Abstract

Two-dimensional layered semiconductors such as molybdenum disulfide (MoS₂) at the quantum limit are promising material for nanoelectronics and optoelectronics applications. Understanding the interface properties between the atomically thin MoS₂ channel and gate dielectric is fundamentally important for enhancing the carrier transport properties. Here, we investigate the frequency dispersion mechanism in a metal-oxide-semiconductor capacitor (MOSCAP) with a monolayer MoS₂ and an ultra-thin HfO₂ high-k gate dielectric.

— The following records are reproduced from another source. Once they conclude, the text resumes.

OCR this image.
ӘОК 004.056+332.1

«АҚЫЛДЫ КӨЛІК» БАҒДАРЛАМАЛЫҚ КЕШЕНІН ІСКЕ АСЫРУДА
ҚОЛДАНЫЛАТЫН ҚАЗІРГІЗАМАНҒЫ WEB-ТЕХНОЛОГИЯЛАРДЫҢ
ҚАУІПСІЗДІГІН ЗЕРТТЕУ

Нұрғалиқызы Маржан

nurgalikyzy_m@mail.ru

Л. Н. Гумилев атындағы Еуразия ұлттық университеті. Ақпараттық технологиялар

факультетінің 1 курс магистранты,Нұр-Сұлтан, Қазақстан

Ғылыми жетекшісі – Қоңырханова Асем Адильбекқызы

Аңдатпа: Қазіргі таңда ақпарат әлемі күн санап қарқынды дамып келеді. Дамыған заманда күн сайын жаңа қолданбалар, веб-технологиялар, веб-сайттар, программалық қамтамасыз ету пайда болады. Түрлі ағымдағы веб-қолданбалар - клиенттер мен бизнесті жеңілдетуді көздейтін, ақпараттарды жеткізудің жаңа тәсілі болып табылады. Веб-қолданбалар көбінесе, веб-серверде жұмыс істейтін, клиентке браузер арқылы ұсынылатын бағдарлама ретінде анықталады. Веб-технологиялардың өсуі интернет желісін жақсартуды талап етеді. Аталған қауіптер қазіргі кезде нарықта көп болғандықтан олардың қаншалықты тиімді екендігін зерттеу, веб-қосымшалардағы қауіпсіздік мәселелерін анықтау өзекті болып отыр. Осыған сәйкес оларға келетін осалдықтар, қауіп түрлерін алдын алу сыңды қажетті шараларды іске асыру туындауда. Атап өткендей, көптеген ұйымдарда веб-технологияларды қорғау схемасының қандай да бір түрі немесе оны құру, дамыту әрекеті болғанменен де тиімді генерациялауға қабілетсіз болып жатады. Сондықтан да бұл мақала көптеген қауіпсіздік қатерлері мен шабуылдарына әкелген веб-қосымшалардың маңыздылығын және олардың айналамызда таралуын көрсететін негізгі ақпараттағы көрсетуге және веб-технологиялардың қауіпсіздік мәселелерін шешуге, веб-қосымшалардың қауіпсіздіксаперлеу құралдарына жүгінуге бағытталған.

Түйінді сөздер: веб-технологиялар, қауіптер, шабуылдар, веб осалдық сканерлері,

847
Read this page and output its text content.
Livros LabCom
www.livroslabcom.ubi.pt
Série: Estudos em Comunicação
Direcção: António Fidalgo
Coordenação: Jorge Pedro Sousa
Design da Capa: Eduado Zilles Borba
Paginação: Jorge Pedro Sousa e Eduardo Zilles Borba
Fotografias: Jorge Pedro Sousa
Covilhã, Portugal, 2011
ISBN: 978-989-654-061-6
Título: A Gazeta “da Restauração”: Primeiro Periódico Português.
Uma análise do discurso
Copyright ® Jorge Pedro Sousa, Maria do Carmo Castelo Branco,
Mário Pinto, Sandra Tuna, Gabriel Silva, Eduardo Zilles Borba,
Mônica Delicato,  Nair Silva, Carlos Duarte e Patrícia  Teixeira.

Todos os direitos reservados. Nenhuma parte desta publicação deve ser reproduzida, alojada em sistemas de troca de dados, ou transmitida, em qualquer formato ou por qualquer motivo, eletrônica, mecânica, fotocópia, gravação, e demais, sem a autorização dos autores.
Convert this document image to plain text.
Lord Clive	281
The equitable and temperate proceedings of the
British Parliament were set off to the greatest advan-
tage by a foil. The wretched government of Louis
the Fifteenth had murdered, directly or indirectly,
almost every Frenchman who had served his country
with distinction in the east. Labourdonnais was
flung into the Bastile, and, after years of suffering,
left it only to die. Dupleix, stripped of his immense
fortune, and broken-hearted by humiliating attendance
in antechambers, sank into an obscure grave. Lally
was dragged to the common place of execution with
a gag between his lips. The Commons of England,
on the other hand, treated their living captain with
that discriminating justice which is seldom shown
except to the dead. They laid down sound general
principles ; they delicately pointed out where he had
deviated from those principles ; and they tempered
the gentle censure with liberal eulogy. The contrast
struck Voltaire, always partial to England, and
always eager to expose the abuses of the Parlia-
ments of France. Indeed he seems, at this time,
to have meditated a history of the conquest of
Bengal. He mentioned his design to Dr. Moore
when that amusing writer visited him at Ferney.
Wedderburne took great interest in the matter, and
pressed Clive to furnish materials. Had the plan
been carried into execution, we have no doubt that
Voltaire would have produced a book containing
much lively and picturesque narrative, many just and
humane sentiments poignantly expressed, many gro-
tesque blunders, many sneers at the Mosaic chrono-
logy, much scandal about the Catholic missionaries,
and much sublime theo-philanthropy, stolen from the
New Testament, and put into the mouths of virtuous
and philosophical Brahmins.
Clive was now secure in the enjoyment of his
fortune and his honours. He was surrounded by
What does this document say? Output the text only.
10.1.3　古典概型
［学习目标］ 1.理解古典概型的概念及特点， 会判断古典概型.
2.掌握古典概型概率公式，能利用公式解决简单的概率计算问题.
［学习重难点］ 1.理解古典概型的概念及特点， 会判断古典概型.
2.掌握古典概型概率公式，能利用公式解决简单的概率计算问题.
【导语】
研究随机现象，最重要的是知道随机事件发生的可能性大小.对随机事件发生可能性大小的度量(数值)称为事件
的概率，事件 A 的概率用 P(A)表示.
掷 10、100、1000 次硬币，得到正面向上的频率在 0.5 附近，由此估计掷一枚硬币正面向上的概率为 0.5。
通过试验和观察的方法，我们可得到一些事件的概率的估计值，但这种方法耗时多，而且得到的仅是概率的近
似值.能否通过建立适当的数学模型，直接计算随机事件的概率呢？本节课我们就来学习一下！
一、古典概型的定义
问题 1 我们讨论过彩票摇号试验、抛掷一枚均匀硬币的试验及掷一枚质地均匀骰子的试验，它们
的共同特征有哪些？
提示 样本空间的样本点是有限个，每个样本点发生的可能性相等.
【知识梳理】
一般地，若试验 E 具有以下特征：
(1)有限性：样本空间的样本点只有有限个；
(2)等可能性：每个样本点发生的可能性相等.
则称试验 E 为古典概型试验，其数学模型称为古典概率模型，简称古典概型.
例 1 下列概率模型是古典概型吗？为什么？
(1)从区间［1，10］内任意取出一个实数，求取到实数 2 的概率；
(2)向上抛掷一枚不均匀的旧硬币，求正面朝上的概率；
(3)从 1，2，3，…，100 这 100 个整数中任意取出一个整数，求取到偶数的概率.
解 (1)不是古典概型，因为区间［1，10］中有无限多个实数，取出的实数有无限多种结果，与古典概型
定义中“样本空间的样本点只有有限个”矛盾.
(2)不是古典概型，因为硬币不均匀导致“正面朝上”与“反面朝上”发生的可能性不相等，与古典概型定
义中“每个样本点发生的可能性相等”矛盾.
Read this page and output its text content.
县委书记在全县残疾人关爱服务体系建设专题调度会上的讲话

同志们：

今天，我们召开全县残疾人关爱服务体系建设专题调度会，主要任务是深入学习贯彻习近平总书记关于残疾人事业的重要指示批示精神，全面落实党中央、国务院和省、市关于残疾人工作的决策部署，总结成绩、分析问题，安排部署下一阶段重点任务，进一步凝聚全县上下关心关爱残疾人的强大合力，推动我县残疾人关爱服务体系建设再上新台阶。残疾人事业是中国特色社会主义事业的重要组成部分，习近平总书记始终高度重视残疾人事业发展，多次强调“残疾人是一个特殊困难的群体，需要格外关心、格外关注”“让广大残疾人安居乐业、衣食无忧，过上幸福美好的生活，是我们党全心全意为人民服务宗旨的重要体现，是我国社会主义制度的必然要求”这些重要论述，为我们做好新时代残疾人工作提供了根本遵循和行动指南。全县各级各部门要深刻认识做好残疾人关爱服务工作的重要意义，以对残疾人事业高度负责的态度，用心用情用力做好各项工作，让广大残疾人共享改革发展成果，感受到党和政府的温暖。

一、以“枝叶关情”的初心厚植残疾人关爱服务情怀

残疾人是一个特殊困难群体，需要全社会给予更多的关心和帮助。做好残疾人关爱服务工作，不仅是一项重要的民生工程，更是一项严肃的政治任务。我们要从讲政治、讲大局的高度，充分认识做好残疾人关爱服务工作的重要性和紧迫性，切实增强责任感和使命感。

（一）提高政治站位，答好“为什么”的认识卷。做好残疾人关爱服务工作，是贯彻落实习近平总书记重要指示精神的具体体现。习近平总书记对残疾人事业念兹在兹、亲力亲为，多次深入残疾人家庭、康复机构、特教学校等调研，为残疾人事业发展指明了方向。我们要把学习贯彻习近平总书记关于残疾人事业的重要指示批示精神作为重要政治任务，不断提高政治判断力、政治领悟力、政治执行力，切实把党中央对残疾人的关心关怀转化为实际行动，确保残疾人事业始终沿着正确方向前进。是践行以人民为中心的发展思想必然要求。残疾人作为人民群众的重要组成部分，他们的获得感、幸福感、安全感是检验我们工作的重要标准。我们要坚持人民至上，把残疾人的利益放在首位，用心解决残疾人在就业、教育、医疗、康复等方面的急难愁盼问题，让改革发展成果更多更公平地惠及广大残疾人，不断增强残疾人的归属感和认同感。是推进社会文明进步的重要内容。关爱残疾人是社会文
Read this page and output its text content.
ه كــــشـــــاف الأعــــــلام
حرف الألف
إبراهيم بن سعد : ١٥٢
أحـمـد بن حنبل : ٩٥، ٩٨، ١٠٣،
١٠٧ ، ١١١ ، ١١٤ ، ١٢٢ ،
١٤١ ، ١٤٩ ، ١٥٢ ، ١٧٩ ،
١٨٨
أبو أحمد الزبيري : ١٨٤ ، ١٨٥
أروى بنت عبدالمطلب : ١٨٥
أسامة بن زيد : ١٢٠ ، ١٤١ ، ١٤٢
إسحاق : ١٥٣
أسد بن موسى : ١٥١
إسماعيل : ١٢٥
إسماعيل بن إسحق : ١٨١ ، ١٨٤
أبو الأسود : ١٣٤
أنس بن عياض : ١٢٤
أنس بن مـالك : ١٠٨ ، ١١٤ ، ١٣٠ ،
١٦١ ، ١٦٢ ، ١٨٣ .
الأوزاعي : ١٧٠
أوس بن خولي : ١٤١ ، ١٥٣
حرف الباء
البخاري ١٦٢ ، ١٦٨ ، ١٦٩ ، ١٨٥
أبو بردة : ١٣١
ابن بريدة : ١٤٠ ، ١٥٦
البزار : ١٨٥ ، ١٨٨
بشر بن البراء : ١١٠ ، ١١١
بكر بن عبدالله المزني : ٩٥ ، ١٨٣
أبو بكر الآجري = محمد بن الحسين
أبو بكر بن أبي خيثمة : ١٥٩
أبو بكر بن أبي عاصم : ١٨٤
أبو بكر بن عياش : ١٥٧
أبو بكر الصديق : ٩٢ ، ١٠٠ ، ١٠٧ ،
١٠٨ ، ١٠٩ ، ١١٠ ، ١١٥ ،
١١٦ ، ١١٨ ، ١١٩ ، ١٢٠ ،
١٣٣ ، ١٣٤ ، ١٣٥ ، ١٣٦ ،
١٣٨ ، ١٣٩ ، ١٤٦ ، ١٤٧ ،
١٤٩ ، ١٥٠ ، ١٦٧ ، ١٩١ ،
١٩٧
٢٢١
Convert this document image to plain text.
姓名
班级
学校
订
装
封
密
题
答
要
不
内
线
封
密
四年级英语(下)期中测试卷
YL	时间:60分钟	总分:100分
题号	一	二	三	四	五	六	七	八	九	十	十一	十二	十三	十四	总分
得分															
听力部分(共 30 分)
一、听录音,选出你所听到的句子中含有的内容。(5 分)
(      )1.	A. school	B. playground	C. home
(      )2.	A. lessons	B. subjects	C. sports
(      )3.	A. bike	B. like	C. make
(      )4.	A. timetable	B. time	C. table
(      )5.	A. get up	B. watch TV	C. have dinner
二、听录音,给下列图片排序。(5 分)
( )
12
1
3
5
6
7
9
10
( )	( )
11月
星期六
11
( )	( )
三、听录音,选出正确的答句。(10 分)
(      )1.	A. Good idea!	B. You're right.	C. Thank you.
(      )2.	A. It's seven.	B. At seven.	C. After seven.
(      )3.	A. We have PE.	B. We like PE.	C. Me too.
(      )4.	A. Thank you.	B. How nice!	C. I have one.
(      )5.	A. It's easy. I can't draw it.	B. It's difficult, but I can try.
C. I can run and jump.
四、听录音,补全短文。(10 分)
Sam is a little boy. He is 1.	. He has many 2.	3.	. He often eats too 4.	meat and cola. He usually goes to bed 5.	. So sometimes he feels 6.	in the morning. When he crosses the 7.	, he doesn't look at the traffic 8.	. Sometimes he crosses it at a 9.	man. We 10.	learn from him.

We show that the existence of sulfur vacancies at the MoS₂-HfO₂ interface is responsible for the generation of interface states with a density (D_it) reaching ~7.03 × 10¹¹ cm^-2 eV^-1. This is evidenced by a deficit S:Mo ratio of ~1.96 using X-ray photoelectron spectroscopy (XPS) analysis, which deviates from its ideal stoichiometric value. First-principles calculations within the density-functional theory framework further confirms the presence of trap states due to sulfur deficiency, which exist within the MoS₂ bandgap. This corroborates to a voltage-dependent frequency dispersion of ~11.5% at weak accumulation which decreases monotonically to ~9.0% at strong accumulation as the Fermi level moves away from the mid-gap trap states. Further reduction in D_it could be achieved by thermally diffusing S atoms to the MoS₂-HfO₂ interface to annihilate the vacancies. This work provides an insight into the interface properties for enabling the development of MoS₂ devices with carrier transport enhancement.